A vast majority of appointments in Sydney’s west were bulk-billed, but working adults in suburbs including Liverpool, Burwood, Parramatta and Bankstown were less likely to be bulk-billed than they were 12 months ago.
Federal Health Minister Mark Butler said the government’s $3.5 billion investment had arrested the “freefall in bulk-billing”, and flagged future investments in Medicare ahead of the federal election.
NSW Health Minister Ryan Park, who has repeatedly attributed unprecedented demand and strain on the state’s public hospitals to the collapse of primary care, said he was encouraged by the Albanese government’s plans to “put Medicare at the centre of the federal election campaign”.

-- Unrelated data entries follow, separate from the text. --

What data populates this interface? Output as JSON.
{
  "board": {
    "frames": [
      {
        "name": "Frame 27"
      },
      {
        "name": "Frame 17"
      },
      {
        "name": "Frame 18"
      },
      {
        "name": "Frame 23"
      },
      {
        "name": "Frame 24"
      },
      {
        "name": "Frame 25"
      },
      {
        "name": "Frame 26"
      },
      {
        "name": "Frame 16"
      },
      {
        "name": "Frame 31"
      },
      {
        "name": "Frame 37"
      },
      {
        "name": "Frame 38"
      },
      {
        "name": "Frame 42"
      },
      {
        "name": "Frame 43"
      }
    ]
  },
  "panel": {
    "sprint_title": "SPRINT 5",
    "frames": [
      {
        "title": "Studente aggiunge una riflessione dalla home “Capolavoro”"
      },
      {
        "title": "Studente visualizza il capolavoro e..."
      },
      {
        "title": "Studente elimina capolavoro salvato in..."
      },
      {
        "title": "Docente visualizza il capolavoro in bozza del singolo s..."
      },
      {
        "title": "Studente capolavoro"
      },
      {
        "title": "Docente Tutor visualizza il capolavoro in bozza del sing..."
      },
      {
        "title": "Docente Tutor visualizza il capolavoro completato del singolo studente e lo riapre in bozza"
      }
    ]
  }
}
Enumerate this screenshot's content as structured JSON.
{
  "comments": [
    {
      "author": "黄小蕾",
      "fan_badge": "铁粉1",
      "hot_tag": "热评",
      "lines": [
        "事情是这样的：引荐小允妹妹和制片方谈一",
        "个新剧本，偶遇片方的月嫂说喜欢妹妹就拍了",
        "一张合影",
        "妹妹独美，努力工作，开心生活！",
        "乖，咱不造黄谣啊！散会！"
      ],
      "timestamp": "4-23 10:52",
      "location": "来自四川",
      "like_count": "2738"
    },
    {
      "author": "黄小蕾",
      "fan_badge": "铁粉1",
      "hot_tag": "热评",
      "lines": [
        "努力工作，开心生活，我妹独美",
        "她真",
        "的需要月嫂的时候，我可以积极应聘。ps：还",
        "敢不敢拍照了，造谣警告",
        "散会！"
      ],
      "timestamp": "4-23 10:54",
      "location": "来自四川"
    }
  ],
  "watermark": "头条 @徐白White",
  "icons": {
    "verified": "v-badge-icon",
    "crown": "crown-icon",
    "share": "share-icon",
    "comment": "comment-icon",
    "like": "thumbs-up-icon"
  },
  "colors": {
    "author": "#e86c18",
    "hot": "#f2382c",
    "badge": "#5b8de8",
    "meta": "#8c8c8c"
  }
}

“I am very concerned that the decline of bulk-billing is forcing people into impossible choices of either treating the ED like a GP clinic, or forgoing care, having their condition deteriorate and ending up in hospital,” Park said.
A separate analysis by Cleanbill, a website that polls GP clinics on gap fees and bulk-billing, found only one-third of clinics in NSW would bulk-bill a new adult patient.
The survey of more than 6000 GP clinics across Australia found non-bulk-billed patients were paying $43 out-of-pocket on average for a standard consult, $2 more than last year.
Royal Australian College of General Practitioners president Michael Wright said increasing Medicare rebates across the board would help boost bulk-billing rates and reduce rising out-of-pocket costs for all patients.
“We need to make sure that all Australians have affordable access to a GP – and that it doesn’t depend on your postcode,” Wright said.